Milwaukee-based Charles Bruss has been working on a book about the histories of Wisconsin drive-in theaters. He says..."I have put up a Web site back in 2003 about my book project; I thought it would be great to share the old vintage original drive-in ads that I have collected with everyone. It turns out that my original drive-in ads are a more popular part of my site." So we talked about them in the following interview:
ephemera: How did you become interested in drive-in ads?
Bruss: I started my book project on the histories of Wisconsin drive-in theater back in 1999. I have always liked how the old drive-in newspaper ads looked with the vintage artwork and graphics. The types of movies shown back then and especially the types of promotions drive-ins would run to get you to come to their theaters was very interesting too. Pony rides, train rides, children's playgrounds, dusk-to-dawn shows, etc. But at the time, most of my newspaper ads came from microfilm at the Wisconsin Historical Society in Madison, WI. These of course were mainly used for my research purposes. And microfilm copies where almost always to dark, had scratch lines in them from damaged film, and overall, just not very attractive to view.

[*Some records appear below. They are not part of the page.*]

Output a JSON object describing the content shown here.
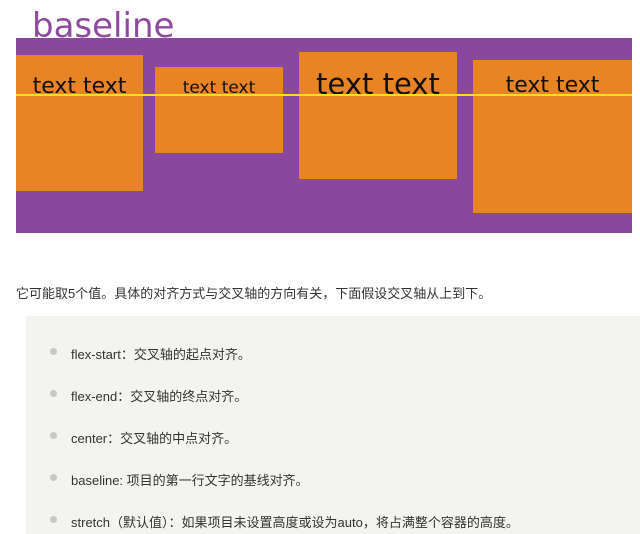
{
  "demo": {
    "title": "baseline",
    "items": [
      "text text",
      "text text",
      "text text",
      "text text"
    ],
    "colors": {
      "container": "#89479e",
      "item": "#e98424",
      "baseline_line": "#f7e017",
      "title": "#8e4a9e"
    }
  },
  "description": "它可能取5个值。具体的对齐方式与交叉轴的方向有关，下面假设交叉轴从上到下。",
  "options": [
    "flex-start：交叉轴的起点对齐。",
    "flex-end：交叉轴的终点对齐。",
    "center：交叉轴的中点对齐。",
    "baseline: 项目的第一行文字的基线对齐。",
    "stretch（默认值）：如果项目未设置高度或设为auto，将占满整个容器的高度。"
  ],
  "options_panel_color": "#f3f4ef",
  "bullet_icon": "dot-bullet-icon"
}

But back in 2001, I was at an antique mall in Superior, WI, and found an old stack of Wisconsin newspapers. Some of the papers came from towns that had drive-ins. I looked through them, and came across some original drive-in ads for the theaters. It's like a moment frozen in time when looking at those ads. You can just imagine the people that showed up to watch that particular set of movies. What were they wearing? what did they eat that night? I noticed how nice and clean the drive-in ads looked straight from the newspaper and not microfilm! From that point on, I looked for only drive-in ads from newspapers.
ephemera: It seems you overcame the main obstacle in collecting these ads. Are there other challenges?
Bruss: The only thing as far as obstacles go are when going to antique malls, once you've been there you have to wait several months before going back so that dealers will have time to rotate in more antiques. But I found an answer to that problem! Find out which dealers have what your looking for in paper collecting, newspapers, and the like and get to know them. Make friends with the dealers and let them know what exactly your looking for. I have done this with several dealers around the state. You would be surprised at what these dealers will come across.
ephemera: Yeah, they unearth some amazing things. That's great advice for any type of ephemera collector. What are your favorite items in your collection?
Bruss: My favorite newspaper items are any grand opening ads as they were the first to announce a theaters opening. And a lot of the older ads for the vintage artwork showing perhaps old cars, drive-in screens and children's playgrounds.
ephemera: What’s your advice for achieving success as a collector?
Bruss: My advice for achieving success is to be persistent. Always keep an eye out for estate sales listed in the paper and rummage sales too. Antique shops are a great source for any kind of paper collecting. Be willing to travel for what you want. The reward for persistence can be great!
ephemera: Spoken like a true ephemera hunter. What resources and tools do you recommend?
Bruss: Your local newspaper is a great source for finding estates sales or place your own ad and let people know what your looking for and what you are willing to pay for. The same can be had for Craigslist or other free online ad sites. The Internet can be the ultimate resource! In my office at home, I have several of my newspaper ads and other drive-in memorabilia displayed in picture frames done by a local frame shop in town here. They do a great job, and bring out the beauty of whatever I am putting on display!
ephemera: These drive-in ads bring back a lot of great memories for me. We hung out at the Drive-In on many hot summer nights in Chicago. Thanks for sharing your collection with my readers, Charles.